35 | Keberuntungan Terselubung

6 6 2
                                    

"Jujur aja gue tuh suka loh sama buku lo, Tin." Paula bersandar di kursinya setelah menyelesaikan makan malamnya. "Tadi pas wawancara gue sempet kepikiran, gimana ya kalo diadaptasi jadi film? Pasti bagus."

Martin menoleh pada Rachael yang mengangkat bahu dan tersenyum padanya. Ia kembali menatap Paula. "Emangnya ada yang mau bikinin?"

Paula berdecak. "Ah, lo belum sampai dalem masuk dunia industri hiburan sih," celetuknya. Ia menyeruput minumannya sedikit sebelum lanjut bicara. "Sebagai content creator, gue bisa lihat buku lo itu potensinya gede banget. Yah, kaya bukunya Raditya Dika.
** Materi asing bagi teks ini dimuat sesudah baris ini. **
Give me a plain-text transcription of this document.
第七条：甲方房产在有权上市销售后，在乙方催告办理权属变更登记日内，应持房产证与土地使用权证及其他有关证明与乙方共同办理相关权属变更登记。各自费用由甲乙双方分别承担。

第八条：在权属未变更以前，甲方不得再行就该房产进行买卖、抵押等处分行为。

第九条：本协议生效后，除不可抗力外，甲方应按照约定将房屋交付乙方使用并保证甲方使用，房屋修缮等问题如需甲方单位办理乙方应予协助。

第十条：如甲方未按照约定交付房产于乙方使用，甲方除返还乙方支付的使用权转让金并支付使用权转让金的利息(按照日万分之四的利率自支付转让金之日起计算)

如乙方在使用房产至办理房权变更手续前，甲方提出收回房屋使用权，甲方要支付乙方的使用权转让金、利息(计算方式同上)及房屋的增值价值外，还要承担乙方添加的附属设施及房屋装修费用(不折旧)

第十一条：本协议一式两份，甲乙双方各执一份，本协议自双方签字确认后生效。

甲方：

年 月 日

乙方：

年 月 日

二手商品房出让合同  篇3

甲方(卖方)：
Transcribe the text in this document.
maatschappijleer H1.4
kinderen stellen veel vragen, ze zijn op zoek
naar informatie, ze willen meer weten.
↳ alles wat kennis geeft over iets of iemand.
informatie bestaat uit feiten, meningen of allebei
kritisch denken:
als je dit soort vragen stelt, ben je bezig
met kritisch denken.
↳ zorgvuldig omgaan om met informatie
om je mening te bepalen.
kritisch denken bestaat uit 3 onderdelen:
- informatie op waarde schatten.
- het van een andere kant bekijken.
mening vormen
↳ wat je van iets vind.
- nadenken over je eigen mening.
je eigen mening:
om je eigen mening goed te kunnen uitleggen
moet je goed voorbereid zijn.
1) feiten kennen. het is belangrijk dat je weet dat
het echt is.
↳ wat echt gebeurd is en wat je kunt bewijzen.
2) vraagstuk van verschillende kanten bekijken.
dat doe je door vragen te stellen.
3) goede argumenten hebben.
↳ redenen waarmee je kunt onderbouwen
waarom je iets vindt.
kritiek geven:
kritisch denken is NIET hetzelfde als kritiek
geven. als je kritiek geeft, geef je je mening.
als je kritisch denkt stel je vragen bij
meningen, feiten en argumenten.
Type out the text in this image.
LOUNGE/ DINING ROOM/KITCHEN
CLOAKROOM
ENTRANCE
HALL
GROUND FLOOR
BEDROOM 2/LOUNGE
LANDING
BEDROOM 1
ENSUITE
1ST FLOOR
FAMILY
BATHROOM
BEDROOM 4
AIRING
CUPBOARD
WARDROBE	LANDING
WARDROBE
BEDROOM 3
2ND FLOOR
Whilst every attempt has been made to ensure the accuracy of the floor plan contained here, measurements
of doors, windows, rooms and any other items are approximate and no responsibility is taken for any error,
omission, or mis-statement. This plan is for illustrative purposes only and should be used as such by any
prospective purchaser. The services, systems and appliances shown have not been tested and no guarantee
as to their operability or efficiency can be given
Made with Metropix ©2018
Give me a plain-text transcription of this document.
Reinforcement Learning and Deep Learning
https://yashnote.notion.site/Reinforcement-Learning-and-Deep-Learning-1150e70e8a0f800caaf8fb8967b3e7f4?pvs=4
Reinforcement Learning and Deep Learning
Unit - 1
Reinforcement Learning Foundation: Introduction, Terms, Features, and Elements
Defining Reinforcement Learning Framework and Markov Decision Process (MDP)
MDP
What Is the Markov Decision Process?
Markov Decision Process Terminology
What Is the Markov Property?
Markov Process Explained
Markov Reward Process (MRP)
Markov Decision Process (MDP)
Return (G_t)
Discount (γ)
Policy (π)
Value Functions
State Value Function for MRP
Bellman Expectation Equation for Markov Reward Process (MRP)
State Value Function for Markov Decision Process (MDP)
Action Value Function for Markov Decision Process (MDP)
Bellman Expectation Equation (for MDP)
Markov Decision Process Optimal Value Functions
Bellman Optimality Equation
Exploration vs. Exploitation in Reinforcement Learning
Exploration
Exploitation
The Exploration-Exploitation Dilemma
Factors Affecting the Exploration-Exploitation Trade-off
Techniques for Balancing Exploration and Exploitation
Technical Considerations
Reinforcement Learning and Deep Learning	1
Malahan awalnya buku-buku dia nggak selaris buku lo sekarang."

Helaan napas diikuti kekehan mengawali ucapan Martin berikutnya. "Gua sih mau-mau aja ya kalo emang ada yang mau adaptasi buku gua jadi film."

"Tapi, dengan syarat nggak ada perubahan yang signifikan," sahut Rachael setelah menjadi yang terakhir menghabiskan makanannya. "Beberapa film adaptasi buku yang gua tonton ngecewain. Banyak elemen yang hilang dan esensi utama di buku jadi nggak ada. Atau karena penggambarannya nggak sesuai."

Paula menjentikkan jarinya. "Setuju banget. Salah satunya yang paling baru, ya tahun lalu banget kan. Itu tuh, Paper Towns. Gue udah baca duluan bukunya. Bagus banget. Tapi, eh filmnya... asli deh, nggak suka gue," dukungnya.

Rachael mengiyakan dengan anggukan. "Amit-amit dah sampai kaya gitu. Kalo beneran ada yang sampai adaptasi film lu ya, Tin, lu sendiri yang mesti kawal penggarapannya," ujarnya mewanti-wanti.

"Ya sama lu lah. Kan lu penanggung jawabnya. Lu yang lebih ngerti seluk beluk industri ini," sahut Martin. Tangan kirinya bersandar pada kursi, badannya sedikit menghadap ke arah sahabatnya.

"Sekalian aja jadi manajer," usul Paula. Telunjuk kirinya mengarah pada Martin. "Makin lu terkenal, makin perlu orang yang bantu urus banyak hal loh. Kaya gue misalnya. Beneran deh, nggak bisa tanpa manajer."

Martin menyentuh bahu Rachael. "Nah, lu mesti fokus urusin gua nanti, Rach," komentarnya.

Rachael menggerakkan bahunya hingga tangan pemuda itu lepas. "Ih, ogah. Lu pikir gua siapa lu suruh fokus ngurusin lu doang? Gua punya kerjaan," tolaknya.

"Lu bisa ambil setengah pendapatan gua deh."

"Mau lu bayar gua seluruh pendapatan lu, tetep aja nggak bisa. Kerjaan gua mau dikemanain, tupai? Dan jangan suruh gua resign. Ogah gua sama lu dua puluh empat jam sehari." Rachael menggeleng-geleng, langsung bisa menebak apa yang akan pemuda itu katakan.

Tawa Paula yang tiba-tiba terdengar itu menghentikan perdebatan sepele mereka. Agaknya ia tak bisa menahan kegelian akibat interaksi pasangan sahabat di depannya.

Martin dan Rachael menghentikan pertunjukan kecil mereka itu dan ikut tertawa.

"Kalo aja ada yang rekam adegan tadi, atau at least ada yang bisa akting tiruin situasi tadi, udah pasti banyak yang nonton," Paula berpendapat. Ia menggeleng geli. "Honestly, gue jealous sama hubungan persahabatan kalian. Bersyukurlah. Nggak semua orang bisa seberuntung kalian."

Martin mengangguk-angguk setuju. "Yup. That's why gua nggak bakalan lepasin dia," celetuknya.

"Lu kata gua peliharaan lu?" Bibir Rachael mengerucut.

"Bukan, bukan. Lebih ke ... tuyul sih." Martin tertawa puas setelah meledek, diikuti suara tawa Paula yang renyah.

Lidah Rachael bergerak mendorong pipi kirinya, disertai tatapan mata datar.

Paula menyentuh perutnya. "Duh ... Kalian ini, bikin gue nggak bisa berhenti ketawa aja," ucapnya. "Udah lah. Kalian ini cocok banget. Mending nikah aja sekalian. Biar tambah nggak terpisahkan, terus jadi pasangan viral." Ia mengusulkan dengan asal.